Duende is a product of collaboration on a national level. Unlike most undergraduate literary journals, which are run by students from one campus, this journal’s staff are located all across the United States, from Oregon to Pennsylvania and everywhere in between. The staff only meets face to face once each semester; I can only imagine how tricky communicating about a complex piece of poetry is without that in-person dynamic!

A quote by Federico Garcia Lorca appears at the bottom of the artfully designed home page, explaining that Duende “is a force…of a style that’s truly alive: meaning, it’s of the veins: meaning, it’s of the most ancient culture of immediate creation.” This simple philosophy of collecting and sharing works of art teeming with raw soul and passion made me eager to explore their first issue to see exactly the kinds of works desired by Duende’s editors.

Within the visual art category, I was most enthralled by Deanna Lee’s collection of hand-drawn pieces rooted in the exploration of the line.

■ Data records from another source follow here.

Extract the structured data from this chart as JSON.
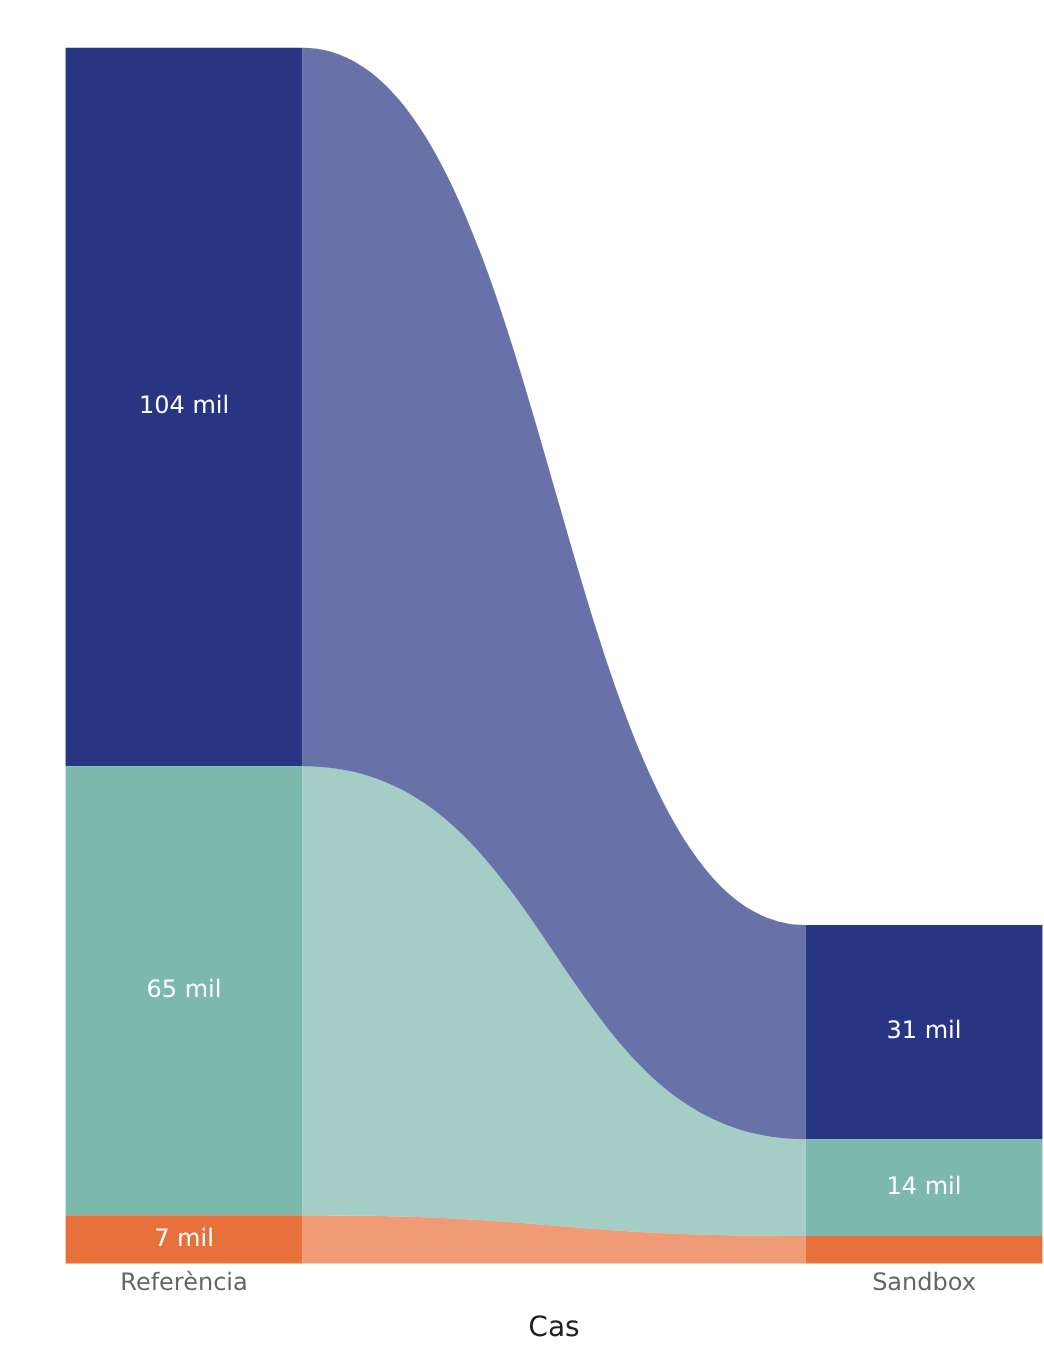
{
  "chart_data": {
    "type": "bar",
    "stacked": true,
    "xlabel": "Cas",
    "categories": [
      "Referència",
      "Sandbox"
    ],
    "legend": false,
    "grid": false,
    "series": [
      {
        "color": "#e8703a",
        "values": [
          7,
          4
        ],
        "value_labels": [
          "7 mil",
          null
        ]
      },
      {
        "color": "#7db8ad",
        "values": [
          65,
          14
        ],
        "value_labels": [
          "65 mil",
          "14 mil"
        ]
      },
      {
        "color": "#283583",
        "values": [
          104,
          31
        ],
        "value_labels": [
          "104 mil",
          "31 mil"
        ]
      }
    ]
  }
}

Lee shows that groupings of abstract lines can both evoke contrasting characteristics (weightlessness vs. heaviness, for example) while all maintaining a sense of life and action. I love the sense of movement in Lee’s work, and every time I look back at these three drawings, I feel as if they’ve moved somehow, shifted as my perspective on them shifts.

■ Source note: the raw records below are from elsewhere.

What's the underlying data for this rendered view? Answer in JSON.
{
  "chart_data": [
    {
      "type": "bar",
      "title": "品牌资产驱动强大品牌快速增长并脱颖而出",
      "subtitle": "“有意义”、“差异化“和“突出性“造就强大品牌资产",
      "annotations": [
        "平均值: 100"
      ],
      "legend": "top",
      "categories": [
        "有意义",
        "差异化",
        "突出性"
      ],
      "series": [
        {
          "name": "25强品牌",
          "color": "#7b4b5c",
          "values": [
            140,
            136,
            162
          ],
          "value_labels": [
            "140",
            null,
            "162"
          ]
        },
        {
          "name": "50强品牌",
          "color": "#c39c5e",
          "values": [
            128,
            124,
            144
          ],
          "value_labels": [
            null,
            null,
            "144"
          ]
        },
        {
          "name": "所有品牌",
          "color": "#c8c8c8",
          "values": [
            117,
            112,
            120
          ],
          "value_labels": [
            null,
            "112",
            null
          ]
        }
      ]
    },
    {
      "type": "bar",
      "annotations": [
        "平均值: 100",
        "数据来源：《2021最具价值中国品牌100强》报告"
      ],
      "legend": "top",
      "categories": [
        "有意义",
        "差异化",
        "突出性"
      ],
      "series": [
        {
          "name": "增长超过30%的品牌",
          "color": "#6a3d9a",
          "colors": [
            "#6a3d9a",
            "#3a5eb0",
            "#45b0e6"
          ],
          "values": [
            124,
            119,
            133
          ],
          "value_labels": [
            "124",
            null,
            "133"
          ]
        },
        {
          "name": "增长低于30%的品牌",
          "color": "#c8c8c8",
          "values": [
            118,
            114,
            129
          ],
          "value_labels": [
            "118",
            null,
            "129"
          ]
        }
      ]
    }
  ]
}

Switching to the prose section of the journal, another interesting aspect of Duende’s collaborative spirit is unveiled. Categories like “prose poem” and “hybrid prose” are attached to these varying works. I love Duende’s philosophy that regardless of genre, good writing is good writing and needs to be shared. My favorite work in this prose section is Justin Torres’ flash-fiction piece “Where’s My Wild Horse, Come to Rescue Me?” Beautiful diction juxtaposed against edgy, sometimes jolting scenes, Torres’ concise story needs to be read more than once in order to pick up on all the social and moral issues presented.

Duende writes that they are “especially interested in collaborations between two or more writers, or between writers and visual artists,” and my favorite piece in the poetry section involved both visual and written art. The prose-poem “This is How We Dream and its accompanying artwork present an interesting pair of works to be compared and contrasted. Pairing pieces of art together in order to emphasize the best parts of each work is a tricky thing to do, but I find the contrasting colors of the visual art and the theme of dream versus reality in the poem to work incredibly well together.

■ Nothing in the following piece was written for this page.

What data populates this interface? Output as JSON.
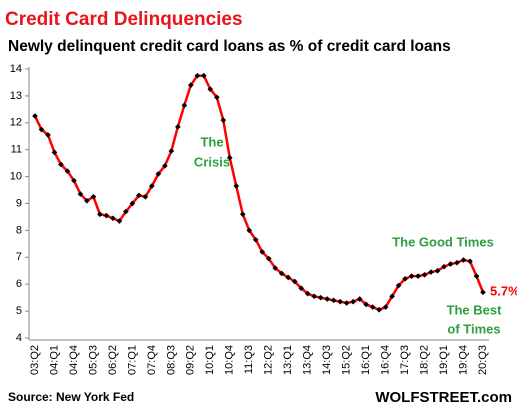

Coming together for the sake of promoting written and visual art is the goal of most every literary journal produced by undergraduates, but Duende does it exceptionally well. Uniting students nationwide through Goddard College’s writing program, combining genres of work to create bold new styles, and encouraging artists of various mediums to work together, Duende is a truly innovative journal that I cannot wait to hear more from.